Here is some info from a website:  http://www.nwmangum.com/Grapette/Elephant-2.html

Grapette Syrup Container Slick-Eared Elephant Bank
 This is the holy grail of Grapette banks -- the "slick-eared" or "smooth-eared" or "stippled" elephant.  It was the successor to the ill-fated kitten bank.

 Introduced in 1950, the elephant bank was made of much thinner glass than the kitten bank. The result was that the bottles were very easily broken, making a sticky mess on grocers' shelves. Thus, very few of these bottles were actually produced, making them a very valuable collector's item today.

 This bank should not be confused with the ordinary elephant bank.  The slick-eared elephant is worth many, many times more than the ordinary elephant.

 http://www.nwmangum.com/Grapette/images/Elephant-2.jpg

 I have found the slick eared elephant for $600+  and the regular one for $5 on various auctions


----------



## slick4591 (Mar 16, 2009)

Thanks! I have done my homework on the bottle and know its history. I'm looking for value and numbers at this point. Any help along those lines would be most appreciated. 
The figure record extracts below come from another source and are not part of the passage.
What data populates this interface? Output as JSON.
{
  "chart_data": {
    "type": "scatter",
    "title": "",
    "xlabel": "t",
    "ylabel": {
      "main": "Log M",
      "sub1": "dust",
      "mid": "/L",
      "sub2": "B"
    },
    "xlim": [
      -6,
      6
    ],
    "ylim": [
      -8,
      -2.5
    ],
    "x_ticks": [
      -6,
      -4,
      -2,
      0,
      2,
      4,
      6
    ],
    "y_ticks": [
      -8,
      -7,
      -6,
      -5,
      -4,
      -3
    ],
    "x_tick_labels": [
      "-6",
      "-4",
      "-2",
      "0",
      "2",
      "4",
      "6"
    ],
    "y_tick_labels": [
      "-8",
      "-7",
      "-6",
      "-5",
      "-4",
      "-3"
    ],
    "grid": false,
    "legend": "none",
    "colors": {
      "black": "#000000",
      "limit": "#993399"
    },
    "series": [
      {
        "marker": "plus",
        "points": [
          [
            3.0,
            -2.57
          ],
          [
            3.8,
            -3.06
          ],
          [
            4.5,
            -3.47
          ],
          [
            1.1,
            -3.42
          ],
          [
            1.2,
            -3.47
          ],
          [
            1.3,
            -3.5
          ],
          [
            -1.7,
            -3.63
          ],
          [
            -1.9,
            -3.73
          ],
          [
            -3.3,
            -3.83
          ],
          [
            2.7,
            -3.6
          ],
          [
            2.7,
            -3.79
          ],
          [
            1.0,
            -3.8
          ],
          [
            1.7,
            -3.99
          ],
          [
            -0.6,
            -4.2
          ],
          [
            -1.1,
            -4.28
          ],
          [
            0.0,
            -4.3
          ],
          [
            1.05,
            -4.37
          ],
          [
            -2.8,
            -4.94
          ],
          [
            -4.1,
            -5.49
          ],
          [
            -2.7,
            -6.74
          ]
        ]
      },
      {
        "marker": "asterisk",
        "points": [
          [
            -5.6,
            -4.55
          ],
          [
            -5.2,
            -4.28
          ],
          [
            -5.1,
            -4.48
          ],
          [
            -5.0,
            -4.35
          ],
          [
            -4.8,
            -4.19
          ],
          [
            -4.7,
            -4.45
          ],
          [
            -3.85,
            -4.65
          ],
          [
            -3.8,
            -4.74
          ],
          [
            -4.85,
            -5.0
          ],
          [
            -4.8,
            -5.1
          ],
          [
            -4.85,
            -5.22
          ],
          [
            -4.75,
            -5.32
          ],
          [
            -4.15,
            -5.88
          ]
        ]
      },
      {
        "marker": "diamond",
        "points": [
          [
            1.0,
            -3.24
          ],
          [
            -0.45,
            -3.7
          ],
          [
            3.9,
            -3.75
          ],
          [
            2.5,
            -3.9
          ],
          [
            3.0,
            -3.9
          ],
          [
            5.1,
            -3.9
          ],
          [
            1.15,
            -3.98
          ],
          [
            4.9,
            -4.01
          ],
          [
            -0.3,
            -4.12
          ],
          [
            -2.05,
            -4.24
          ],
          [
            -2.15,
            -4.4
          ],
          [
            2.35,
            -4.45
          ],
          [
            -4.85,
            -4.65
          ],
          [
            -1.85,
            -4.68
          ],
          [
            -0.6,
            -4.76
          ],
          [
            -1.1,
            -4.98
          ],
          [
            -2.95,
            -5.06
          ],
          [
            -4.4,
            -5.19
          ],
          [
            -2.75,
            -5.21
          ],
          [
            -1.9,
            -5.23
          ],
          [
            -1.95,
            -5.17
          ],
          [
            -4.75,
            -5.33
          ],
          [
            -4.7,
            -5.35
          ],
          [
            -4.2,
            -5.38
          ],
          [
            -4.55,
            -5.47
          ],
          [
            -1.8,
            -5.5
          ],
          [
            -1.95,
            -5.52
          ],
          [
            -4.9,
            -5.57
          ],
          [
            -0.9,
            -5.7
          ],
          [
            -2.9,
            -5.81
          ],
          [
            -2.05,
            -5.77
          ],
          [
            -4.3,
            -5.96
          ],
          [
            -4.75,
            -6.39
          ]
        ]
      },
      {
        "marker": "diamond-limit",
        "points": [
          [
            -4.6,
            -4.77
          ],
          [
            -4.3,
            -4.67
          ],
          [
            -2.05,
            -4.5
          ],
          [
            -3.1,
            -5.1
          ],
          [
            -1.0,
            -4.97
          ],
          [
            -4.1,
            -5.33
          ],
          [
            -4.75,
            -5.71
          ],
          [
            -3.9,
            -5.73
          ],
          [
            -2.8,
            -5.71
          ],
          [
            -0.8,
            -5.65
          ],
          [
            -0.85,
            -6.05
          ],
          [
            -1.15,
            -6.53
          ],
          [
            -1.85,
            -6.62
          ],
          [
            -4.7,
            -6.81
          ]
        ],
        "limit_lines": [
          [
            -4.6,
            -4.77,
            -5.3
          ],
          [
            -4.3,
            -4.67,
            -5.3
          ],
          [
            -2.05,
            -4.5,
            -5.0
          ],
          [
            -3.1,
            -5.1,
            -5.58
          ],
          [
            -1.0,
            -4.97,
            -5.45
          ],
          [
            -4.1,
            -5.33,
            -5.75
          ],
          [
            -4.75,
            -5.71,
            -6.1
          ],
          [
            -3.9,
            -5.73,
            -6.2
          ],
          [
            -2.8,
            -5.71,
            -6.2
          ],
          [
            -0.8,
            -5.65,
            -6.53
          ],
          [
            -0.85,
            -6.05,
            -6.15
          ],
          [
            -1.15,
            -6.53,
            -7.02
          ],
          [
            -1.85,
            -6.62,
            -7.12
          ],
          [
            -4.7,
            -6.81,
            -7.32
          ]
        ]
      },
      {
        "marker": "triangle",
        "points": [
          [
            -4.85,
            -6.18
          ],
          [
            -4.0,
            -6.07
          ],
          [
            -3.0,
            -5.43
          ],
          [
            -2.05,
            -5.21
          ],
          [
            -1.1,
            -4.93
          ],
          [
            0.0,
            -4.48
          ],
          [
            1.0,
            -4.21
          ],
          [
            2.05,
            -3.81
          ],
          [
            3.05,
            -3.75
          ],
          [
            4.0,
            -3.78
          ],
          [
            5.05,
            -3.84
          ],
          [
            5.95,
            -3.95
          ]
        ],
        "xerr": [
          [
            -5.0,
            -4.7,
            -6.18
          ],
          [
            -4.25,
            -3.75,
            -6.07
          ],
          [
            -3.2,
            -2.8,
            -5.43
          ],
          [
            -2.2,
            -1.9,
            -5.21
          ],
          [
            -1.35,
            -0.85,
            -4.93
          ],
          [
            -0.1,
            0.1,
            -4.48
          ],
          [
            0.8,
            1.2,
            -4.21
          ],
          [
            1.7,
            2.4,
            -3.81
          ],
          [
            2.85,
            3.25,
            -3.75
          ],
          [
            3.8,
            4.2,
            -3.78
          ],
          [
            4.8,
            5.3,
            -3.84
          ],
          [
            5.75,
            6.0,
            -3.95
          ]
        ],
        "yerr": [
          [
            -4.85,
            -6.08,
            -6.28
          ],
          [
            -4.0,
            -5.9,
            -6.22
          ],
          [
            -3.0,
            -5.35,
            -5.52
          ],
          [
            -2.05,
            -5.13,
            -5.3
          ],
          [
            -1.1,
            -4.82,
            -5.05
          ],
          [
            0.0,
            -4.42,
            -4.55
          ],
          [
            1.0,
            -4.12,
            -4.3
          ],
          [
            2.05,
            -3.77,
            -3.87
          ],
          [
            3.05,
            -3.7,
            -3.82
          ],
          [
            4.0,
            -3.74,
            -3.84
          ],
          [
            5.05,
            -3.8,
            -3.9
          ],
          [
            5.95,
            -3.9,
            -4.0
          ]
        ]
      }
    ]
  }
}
 I posted on top of your edit. Thank you.


----------



## morbious_fod (Mar 17, 2009)

I'm not a Grapette collector; however, I am a collector of Tip bottles which was the local competitor of Grapette.


----------



## slick4591 (Mar 17, 2009)

First I've heard of Tip. Being a competitor of Grapette I'll be looking into those.

*cpackjr, *are these online auctions going on now? If so, would you mind pointing them out for me?


----------



## cpackjr (Mar 17, 2009)

Here is one showing the regular bottle for $15 and the slick eared at $ 500

http://www.arkansassuperads.com/collectibles_Classifieds/C516A435P1/Grapette_Syrup_Bottles.aspx

 If I can find the othe rone I saw yeasterday, I'll post it later


----------



## slick4591 (Mar 17, 2009)

Only $500.00? I guess the value dropped without the label. Thanks for pointing the way. I wonder what the $600.00 one looks like? Anyway, I appreciate the information.


----------



## morbious_fod (Mar 17, 2009)

This is the Tip bottle that actually resembles the Grapette bottle. 







 Check out the Marion, VA section of my site, link in the signature of this post, for more pictures and info on the Tip Corporation.


----------



## slick4591 (Mar 17, 2009)

Pretty cool stuff on your site. Thanks for showing me. The Tip bottle is really a lot like the Grapette. I have several of Grapette 6 oz that are full and unopened.


----------



## Sleuth651 (Dec 23, 2015)

*Information Please...*

I have a Grapette Kitty Cat bank bottle with the slotted lid that has been in my family as long as I can remember. That's a long time since I'm 64 years old. My dad used it as a bank. It is all clear glass but has pink coloring the eyes, eyelashes, nose, mouth and collar. The pink has always been there and appears permanent. Can anyone tell me if Grapette had any of the bottles with the pink on them?


----------